CORREOS, SI, HOMBRE!

Que os correios em Portugal deixaram de desempenhar a sua função tradicional que envolvia também um caráter de cariz social já o sabíamos há muito.


Certo é que os novos tempos, os novos sistemas de informação, as novas tecnologias de comunicação, as novas engenharias de transmissão de mensagens, as novas exigências da massa utilizadora, sobretudo o comércio eletrónico, as ligações rápidas a países estrangeiros ou mesmo dentro do mesmo bairro, da mesma rua, da mesma casa teriam de alterar enormemente essa forma de estar que se tornou corriqueira até aos anos noventa do século passado.

Compreendemos. Muitos, porém, mantêm que os correios, ao aderirem aos novos meios, deveriam também manter e aperfeiçoar o sistema tradicional de produzir e distribuir as mensagens, os pequenos volumes, as encomendas das mais simples às especiais... Afinal, o meio-papel ainda não foi extinto e há regiões (tão importantes como as outras) onde as ligações audiovisuais (muito menos as que são desenvolvidas “on line”) ainda não funcionam (sim, sabemos todos que já estamos no século XXI).

A própria estrutura dos CTT mudou. Para além das questiúnculas ideológicas, de privatização ou nacionalização, do fecho de estações e dispensa de funcionários, de vendas aos balcões ou pela internet, de serviços pouco lucrativos mas de conforto social (pensões aos reformados, circulares aos contribuintes, pagamento de despesas triviais), os correios acertaram os seus passos pelas ações financeiras, de capitalização de resultados.

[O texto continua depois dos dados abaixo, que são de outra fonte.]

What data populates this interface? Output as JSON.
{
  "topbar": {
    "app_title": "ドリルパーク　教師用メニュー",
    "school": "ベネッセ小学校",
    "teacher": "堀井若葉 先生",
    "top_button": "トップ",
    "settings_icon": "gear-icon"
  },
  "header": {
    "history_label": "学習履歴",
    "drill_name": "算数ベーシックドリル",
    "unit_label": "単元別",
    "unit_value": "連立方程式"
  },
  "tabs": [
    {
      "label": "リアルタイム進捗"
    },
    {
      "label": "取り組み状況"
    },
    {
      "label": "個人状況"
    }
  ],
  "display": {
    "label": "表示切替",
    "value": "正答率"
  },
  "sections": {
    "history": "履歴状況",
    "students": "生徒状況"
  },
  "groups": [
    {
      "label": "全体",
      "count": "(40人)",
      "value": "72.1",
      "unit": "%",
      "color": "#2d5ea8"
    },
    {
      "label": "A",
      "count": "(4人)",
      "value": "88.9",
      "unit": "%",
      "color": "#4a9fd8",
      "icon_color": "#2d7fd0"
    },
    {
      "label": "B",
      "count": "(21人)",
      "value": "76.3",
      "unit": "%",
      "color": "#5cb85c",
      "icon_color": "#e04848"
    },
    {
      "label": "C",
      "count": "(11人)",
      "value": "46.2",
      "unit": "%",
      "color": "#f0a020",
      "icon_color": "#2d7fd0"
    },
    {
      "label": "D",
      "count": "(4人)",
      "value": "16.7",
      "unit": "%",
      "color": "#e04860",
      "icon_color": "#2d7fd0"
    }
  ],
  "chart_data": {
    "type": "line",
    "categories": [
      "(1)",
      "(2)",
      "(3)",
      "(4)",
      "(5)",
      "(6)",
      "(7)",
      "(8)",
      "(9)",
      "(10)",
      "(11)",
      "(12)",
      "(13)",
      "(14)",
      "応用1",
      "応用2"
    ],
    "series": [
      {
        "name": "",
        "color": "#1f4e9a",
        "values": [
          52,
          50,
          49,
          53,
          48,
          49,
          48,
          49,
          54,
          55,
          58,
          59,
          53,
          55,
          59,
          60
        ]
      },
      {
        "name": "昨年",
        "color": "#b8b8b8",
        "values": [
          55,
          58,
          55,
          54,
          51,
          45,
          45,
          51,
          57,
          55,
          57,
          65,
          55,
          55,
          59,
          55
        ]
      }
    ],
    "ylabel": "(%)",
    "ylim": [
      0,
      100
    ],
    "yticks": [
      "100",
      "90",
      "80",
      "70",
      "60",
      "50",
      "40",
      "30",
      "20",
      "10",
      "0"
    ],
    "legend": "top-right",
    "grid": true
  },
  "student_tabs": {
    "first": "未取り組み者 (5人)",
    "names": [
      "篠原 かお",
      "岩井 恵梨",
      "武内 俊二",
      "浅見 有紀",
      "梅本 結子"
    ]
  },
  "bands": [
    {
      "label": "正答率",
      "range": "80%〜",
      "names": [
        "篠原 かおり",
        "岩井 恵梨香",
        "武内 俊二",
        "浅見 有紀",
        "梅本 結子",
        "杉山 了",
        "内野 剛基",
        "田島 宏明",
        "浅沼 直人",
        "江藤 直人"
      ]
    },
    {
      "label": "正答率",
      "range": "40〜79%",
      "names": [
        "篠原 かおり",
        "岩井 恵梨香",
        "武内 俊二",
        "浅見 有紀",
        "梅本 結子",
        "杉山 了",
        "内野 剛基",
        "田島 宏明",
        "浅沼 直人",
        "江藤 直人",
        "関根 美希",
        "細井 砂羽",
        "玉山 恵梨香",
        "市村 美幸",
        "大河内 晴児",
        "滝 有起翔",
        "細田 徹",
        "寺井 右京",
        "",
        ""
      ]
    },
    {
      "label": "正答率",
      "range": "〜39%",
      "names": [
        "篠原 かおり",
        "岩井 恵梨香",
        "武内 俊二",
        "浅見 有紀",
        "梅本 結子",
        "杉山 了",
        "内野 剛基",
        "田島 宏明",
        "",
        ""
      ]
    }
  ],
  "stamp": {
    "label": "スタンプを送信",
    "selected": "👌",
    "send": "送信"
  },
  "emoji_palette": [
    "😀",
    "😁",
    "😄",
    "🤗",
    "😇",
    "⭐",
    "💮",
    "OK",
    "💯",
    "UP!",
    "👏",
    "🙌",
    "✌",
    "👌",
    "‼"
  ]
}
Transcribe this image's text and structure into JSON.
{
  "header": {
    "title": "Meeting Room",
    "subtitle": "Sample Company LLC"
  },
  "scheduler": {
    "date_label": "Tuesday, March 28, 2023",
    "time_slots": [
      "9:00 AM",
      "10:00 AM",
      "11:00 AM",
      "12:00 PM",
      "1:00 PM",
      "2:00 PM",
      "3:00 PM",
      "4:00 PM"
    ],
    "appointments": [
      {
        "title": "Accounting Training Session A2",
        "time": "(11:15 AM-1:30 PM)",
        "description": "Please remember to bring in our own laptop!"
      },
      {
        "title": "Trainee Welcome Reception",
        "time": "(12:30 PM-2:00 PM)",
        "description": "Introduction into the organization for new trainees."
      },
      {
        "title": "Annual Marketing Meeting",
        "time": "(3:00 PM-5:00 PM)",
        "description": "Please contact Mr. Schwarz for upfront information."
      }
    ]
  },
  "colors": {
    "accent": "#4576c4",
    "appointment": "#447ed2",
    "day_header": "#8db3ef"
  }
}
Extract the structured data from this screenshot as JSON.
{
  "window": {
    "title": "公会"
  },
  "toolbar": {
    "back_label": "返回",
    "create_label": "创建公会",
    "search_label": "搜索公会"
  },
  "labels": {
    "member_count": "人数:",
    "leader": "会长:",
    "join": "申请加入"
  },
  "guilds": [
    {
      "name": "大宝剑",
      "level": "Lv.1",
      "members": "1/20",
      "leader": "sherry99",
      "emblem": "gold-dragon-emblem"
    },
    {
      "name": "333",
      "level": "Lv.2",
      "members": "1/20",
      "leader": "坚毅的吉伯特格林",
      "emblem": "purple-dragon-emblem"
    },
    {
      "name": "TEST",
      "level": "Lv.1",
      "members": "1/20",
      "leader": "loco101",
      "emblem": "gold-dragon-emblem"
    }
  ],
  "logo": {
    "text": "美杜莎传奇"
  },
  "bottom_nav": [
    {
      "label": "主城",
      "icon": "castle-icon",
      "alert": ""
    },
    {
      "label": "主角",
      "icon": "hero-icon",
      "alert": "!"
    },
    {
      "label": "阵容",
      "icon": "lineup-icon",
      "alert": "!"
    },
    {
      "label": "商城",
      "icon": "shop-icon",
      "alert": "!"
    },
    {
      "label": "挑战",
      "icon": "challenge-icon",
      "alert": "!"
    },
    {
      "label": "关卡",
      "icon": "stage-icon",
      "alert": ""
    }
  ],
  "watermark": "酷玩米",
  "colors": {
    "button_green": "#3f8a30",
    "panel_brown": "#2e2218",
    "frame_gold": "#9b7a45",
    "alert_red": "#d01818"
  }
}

Os CTT tornaram-se uma entidade bancária, descartando essas funções para terceiros, desde contribuintes singulares a autarquias. Instalou serviços em sítios menos ortodoxos (mercearias, livrarias, supermercados, cafés e quiosques) para dar aso a que os melhores edifícios, nos melhores sítios, possam ser unidades do Banco CTT.

Os espanhóis estão a descobrir uma nova oportunidade: vão entrar por aí, fazendo o que nós não sabemos nem queremos saber fazer. E tirando proveito de uma atividade que em Portugal descambou.

Que seja para melhoria das nossas escolhas!